Docentes da Ufop sofrem perseguição política ideológica

A Universidade Federal de Ouro Preto (Ufop) foi notificada, no dia 30 de outubro, pela Polícia Federal sobre a abertura de um inquérito policial federal contra os docentes André Luiz Mayer e o ex-reitor da Ufop, Marcone J. Sousa. Eles estão sendo investigados por “desobedecer” uma decisão judicial de 2013 suspendendo as atividades do programa de extensão Centro de Difusão do Comunismo (CDC-Ufop) – que contava com dois projetos e dois grupos de estudo, debate e crítica à ordem do Capital. Os docentes foram intimados a prestarem depoimento, no dia 29 de novembro, em Belo Horizonte (MG). 

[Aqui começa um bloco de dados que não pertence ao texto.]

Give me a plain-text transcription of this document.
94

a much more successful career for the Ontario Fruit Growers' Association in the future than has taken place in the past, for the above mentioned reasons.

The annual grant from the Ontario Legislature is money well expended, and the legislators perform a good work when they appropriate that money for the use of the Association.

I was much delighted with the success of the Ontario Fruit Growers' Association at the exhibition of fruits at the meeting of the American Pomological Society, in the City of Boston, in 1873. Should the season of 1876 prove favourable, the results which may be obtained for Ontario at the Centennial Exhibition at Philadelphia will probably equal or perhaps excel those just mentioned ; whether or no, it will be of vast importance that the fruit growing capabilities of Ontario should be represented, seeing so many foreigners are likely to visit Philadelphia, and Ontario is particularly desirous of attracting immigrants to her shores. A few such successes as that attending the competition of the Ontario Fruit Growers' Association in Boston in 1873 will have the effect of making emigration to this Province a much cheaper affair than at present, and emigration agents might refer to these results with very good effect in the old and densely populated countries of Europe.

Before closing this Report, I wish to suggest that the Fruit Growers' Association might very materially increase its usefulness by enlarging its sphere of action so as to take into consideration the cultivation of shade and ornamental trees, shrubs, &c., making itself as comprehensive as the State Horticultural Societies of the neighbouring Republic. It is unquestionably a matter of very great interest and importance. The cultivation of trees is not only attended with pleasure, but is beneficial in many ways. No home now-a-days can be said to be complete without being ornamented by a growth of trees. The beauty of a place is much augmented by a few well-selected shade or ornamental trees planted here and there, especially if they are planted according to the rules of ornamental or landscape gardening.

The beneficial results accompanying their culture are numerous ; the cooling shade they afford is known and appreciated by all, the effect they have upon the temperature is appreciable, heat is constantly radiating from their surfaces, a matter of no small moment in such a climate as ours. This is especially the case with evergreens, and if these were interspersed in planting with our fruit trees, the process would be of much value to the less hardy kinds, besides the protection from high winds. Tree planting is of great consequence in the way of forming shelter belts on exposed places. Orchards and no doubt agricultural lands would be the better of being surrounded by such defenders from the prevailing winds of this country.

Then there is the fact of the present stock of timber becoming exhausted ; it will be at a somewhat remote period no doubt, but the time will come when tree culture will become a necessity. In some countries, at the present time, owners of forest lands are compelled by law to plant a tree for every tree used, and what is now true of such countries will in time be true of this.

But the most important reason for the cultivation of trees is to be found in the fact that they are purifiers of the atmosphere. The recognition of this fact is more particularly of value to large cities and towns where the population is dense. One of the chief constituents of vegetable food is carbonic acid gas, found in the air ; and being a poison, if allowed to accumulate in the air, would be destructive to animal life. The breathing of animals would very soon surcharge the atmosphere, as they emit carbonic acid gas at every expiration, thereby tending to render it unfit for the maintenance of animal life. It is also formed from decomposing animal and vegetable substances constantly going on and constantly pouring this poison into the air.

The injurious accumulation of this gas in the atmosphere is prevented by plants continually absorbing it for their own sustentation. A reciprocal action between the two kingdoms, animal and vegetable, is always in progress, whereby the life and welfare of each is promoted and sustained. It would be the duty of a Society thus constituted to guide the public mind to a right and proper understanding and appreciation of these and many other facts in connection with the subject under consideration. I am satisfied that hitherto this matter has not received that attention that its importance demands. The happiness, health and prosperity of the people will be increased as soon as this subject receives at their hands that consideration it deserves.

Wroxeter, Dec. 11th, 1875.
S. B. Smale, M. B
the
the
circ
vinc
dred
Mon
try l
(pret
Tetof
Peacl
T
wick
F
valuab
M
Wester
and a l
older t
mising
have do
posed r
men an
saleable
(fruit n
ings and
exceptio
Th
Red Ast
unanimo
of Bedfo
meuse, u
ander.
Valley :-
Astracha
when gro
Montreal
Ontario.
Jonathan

Um dos projetos do Centro era o Núcleo de Estudos Marxistas – Liga dos Comunistas -, coordenado pelo André Luiz Mayer, atual presidente da Associação dos Docentes da Ufop (Adufop-Seção Sindical do ANDES-SN). Após a decisão judicial de 2013, o CDC suspendeu as suas atividades, entretanto, a Liga dos Comunistas manteve os trabalhos por ser vinculado ao diretório do Grupo de Pesquisas do Conselho Nacional de Desenvolvimento Científico e Tecnológico (CNPq).

A abertura do inquérito foi solicitada pelo Ministério Público Federal (MPF) em maio deste ano, após uma denúncia anônima sobre a “continuidade das atividades” do Núcleo de Estudos Marxistas.

De acordo com André Luiz Mayer, o inquérito é fruto de uma perseguição política e ideológica, parte de uma política ampla, relacionada às ideias de projetos como o “Escola Sem Partido”. “Esse não é um caso isolado. Está havendo um conjunto de ações que visam perseguir grupos que tencionem o estado das coisas. É uma perseguição política e ideológica”, critica.

Segundo o docente, a defesa tem sido articulada em duas frentes, a jurídica e a política. “Em meio a esse processo fomos recebendo uma série de denúncias de perseguição política dentro da universidade, que não tinham vindo à tona porque ainda não chegaram a um inquérito”, completa André. O docente articula para que os apoiadores da liberdade de cátedra estejam presentes no depoimento, em Belo Horizonte, para demonstrar solidariedade.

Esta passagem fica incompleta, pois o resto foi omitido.